The fact that this homicidal policy is common to all the major governments of the world gives the lie to attempts to attribute the criminal and incompetent response to the virus to the subjective traits of individual leaders such as Donald Trump. Trump and other fascistic leaders, such as Modi in India and Bolsonaro in Brazil, personify most openly the criminal character of the corporate-financial oligarchies that rule the world. Their coming to power expresses the descent of capitalism as a world system into barbarism and war.

The rational, humane and scientific policies, the financial resources, and the international coordination required to contain and eradicate the virus cut across the economic interests of the billionaires who dictate the policies of governments. From the outset, they have acted to protect and expand their stock portfolios, marshaling trillions of dollars in corporate bailouts, at the cost potentially of millions of lives.
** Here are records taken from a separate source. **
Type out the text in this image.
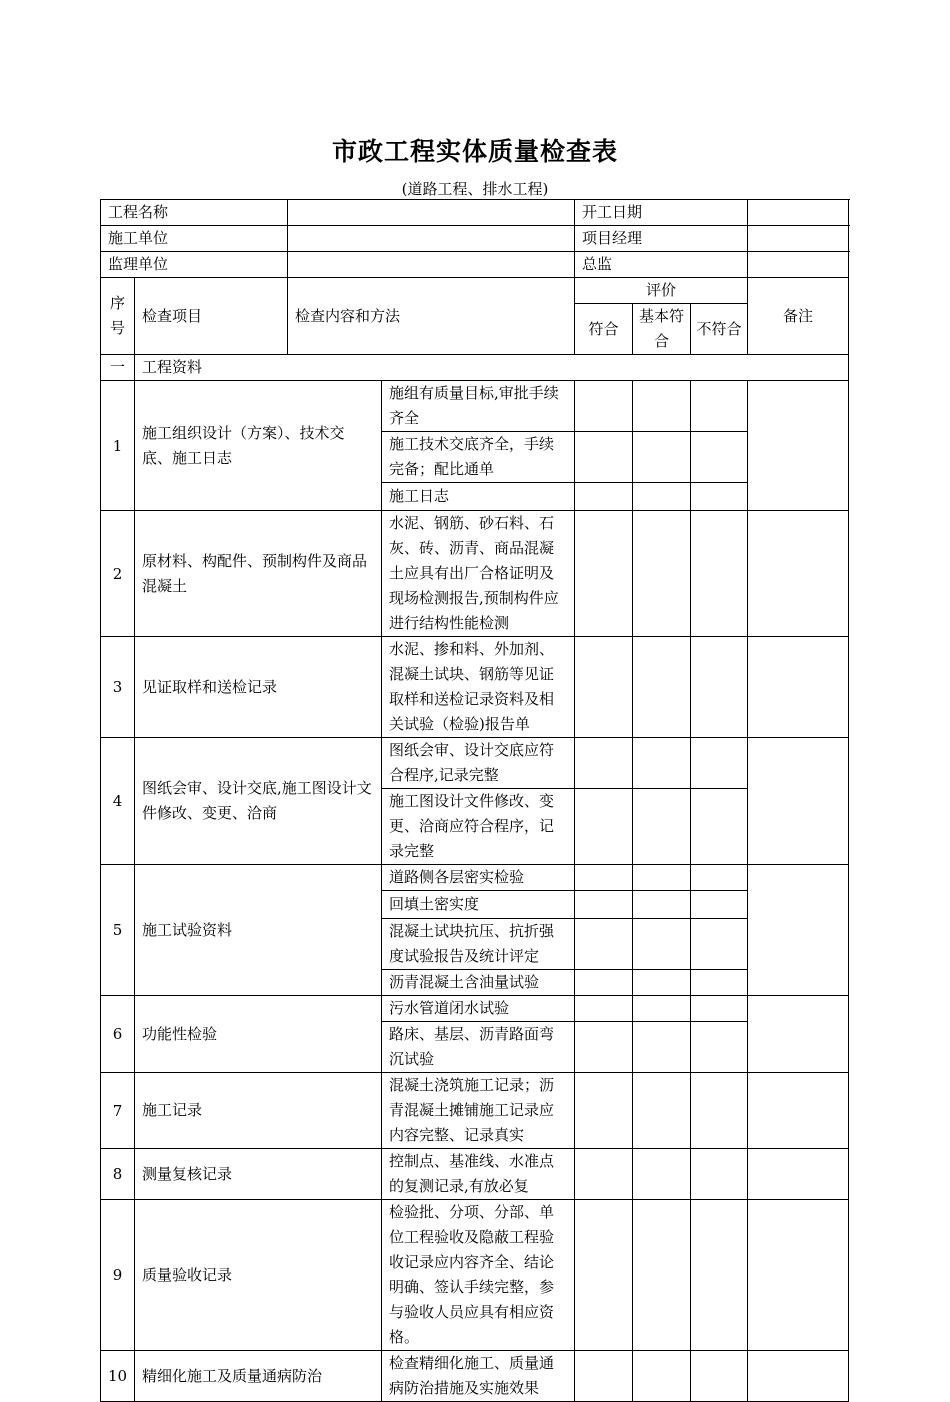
市政工程实体质量检查表
(道路工程、排水工程)
工程名称				开工日期			
施工单位				项目经理			
监理单位				总监			
序号	检查项目	检查内容和方法		评价			备注
				符合	基本符合	不符合	
一	工程资料						
1	施工组织设计（方案）、技术交底、施工日志		施组有质量目标,审批手续齐全				
			施工技术交底齐全，手续完备；配比通单				
			施工日志				
2	原材料、构配件、预制构件及商品混凝土		水泥、钢筋、砂石料、石灰、砖、沥青、商品混凝土应具有出厂合格证明及现场检测报告,预制构件应进行结构性能检测				
3	见证取样和送检记录		水泥、掺和料、外加剂、混凝土试块、钢筋等见证取样和送检记录资料及相关试验（检验)报告单				
4	图纸会审、设计交底,施工图设计文件修改、变更、洽商		图纸会审、设计交底应符合程序,记录完整				
			施工图设计文件修改、变更、洽商应符合程序，记录完整				
5	施工试验资料		道路侧各层密实检验				
			回填土密实度				
			混凝土试块抗压、抗折强度试验报告及统计评定				
			沥青混凝土含油量试验				
6	功能性检验		污水管道闭水试验				
			路床、基层、沥青路面弯沉试验				
7	施工记录		混凝土浇筑施工记录；沥青混凝土摊铺施工记录应内容完整、记录真实				
8	测量复核记录		控制点、基准线、水准点的复测记录,有放必复				
9	质量验收记录		检验批、分项、分部、单位工程验收及隐蔽工程验收记录应内容齐全、结论明确、签认手续完整，参与验收人员应具有相应资格。				
10	精细化施工及质量通病防治		检查精细化施工、质量通病防治措施及实施效果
“To overcome the health crisis, we must learn to live with the virus,” French President Emmanuel Macron tweeted last month. “It is likely that practically all children, one way or another, will be infected with coronavirus,” declared the regional premier of Madrid, Spain last Wednesday. This in a country that has seen its daily infections rise from 300 in June to 30,000 on Sunday.

President Donald Trump was most explicit when he said during a televised town hall event last week, “you’ll develop herd mentality,” catching himself before saying “herd immunity.” He continued, “Like a herd mentality. It’s going to be—it’s going to be herd-developed, and that’s going to happen.” As a result, he said, the pandemic will “disappear.”

Even by the most conservative estimates, such a policy will ultimately lead in the coming years to more than 23 million deaths globally from COVID-19. More pessimistic projections warn that up to 71 million people will have to die for “herd immunity” to the coronavirus to develop in the world’s population. And this does not take into account reinfection, which has already been documented.

Every effort must be made to prevent such an apocalyptic scenario. Above all else, the deciding factor will be, as the World Health Organization states, “political leadership.” Not, however, the political leadership of capitalist governments, but rather the political leadership of the working class.

The working class must be clear that it is not a question of appealing to the governments and financial institutions that were warned and still allowed the pandemic to occur.

The catastrophic failure to contain the pandemic is the outcome of a social system that prioritizes private profit over human life. The $40 billion a year needed to prevent a pandemic was deemed too expensive, even as military budgets and corporate bailouts soared all over the world.

Working people must demand the allocation of all the material and scientific resources needed to locate and stamp out the disease. This requires a struggle against the entire capitalist framework.

The growing opposition of workers to the deadly back-to-work drive, expressed in strikes and protests by teachers, autoworkers, bus drivers and many other sections of the working class internationally, must be transformed into a class conscious, independent political movement of workers of all countries, fighting to put an end to capitalism and establish socialism.